30-04-2021
Journalistes influenceurs : « Le circuit de la copie d’un tweet est presque aussi rigoureux que celui d’un article »
- Culture digitale
Une nouvelle génération de journalistes, professionnels des réseaux sociaux, a émergé ces dernières années : qu’ils s’appellent Rémy Buisine, Salomé Saqué, Hugo Clément, Taha Bouhafs ou David Perrotin, chacun dans leur domaine, chacun dans leur style propre, ils représentent une nouvelle manière de se situer par rapport à l’audience.
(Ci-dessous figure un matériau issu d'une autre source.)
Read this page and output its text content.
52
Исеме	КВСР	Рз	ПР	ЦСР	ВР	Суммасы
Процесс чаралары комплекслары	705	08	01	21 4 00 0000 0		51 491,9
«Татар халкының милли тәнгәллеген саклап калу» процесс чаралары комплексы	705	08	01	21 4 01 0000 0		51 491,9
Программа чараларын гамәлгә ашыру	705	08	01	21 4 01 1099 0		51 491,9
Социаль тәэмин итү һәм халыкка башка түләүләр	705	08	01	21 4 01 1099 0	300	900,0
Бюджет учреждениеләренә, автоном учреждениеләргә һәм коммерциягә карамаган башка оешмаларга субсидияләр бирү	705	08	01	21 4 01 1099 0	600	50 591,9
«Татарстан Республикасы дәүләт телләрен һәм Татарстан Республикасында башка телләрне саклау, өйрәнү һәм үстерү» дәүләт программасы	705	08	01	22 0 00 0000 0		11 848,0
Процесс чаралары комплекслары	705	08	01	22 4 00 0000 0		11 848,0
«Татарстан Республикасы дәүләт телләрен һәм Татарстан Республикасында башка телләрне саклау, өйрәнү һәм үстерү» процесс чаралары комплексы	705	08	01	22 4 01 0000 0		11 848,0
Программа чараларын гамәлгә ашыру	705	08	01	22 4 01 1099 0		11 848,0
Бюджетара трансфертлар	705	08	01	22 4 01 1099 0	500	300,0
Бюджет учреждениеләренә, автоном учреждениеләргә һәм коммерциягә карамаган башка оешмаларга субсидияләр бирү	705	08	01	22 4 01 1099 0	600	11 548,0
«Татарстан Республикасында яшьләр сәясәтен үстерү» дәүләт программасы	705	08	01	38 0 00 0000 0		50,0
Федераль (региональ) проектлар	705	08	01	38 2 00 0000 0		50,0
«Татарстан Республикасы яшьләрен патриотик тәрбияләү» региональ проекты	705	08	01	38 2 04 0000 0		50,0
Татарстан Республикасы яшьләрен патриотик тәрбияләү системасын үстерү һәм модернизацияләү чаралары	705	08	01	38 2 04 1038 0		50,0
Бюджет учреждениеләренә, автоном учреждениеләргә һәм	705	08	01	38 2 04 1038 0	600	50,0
C’était en 2010, c’était il y a 1000 ans. Libération titrait « Les journalistes, rien que des brandeurs » et fustigeait cette nouvelle génération de rédacteurs qui avaient le mauvais goût de s’exposer sur les réseaux sociaux. Le message était clair : un journaliste n’est pas une marque, n’est pas une entité propre et ne doit en aucune manière faire de l’ombre à son employeur. « Journalistes en herbe, écrivait Libé, si vous êtes suractifs sur les réseaux, que vous soignez votre CV en ligne ou que vous scrutez les occurrences de votre nom sur le Web, c’est que, tel un MonsieurJourdain.com, vous faites du personal branding sans le savoir ». Une décennie plus tard, tout le monde a oublié cette (très) péjorative expression de personal branding et l’usage intensif des réseaux sociaux par les jeunes journalistes est devenu d’une confondante banalité. Plus personne ne se demande si tweeter relève pour un journaliste d’un complexe de Narcisse. Cela fait naturellement partie du job.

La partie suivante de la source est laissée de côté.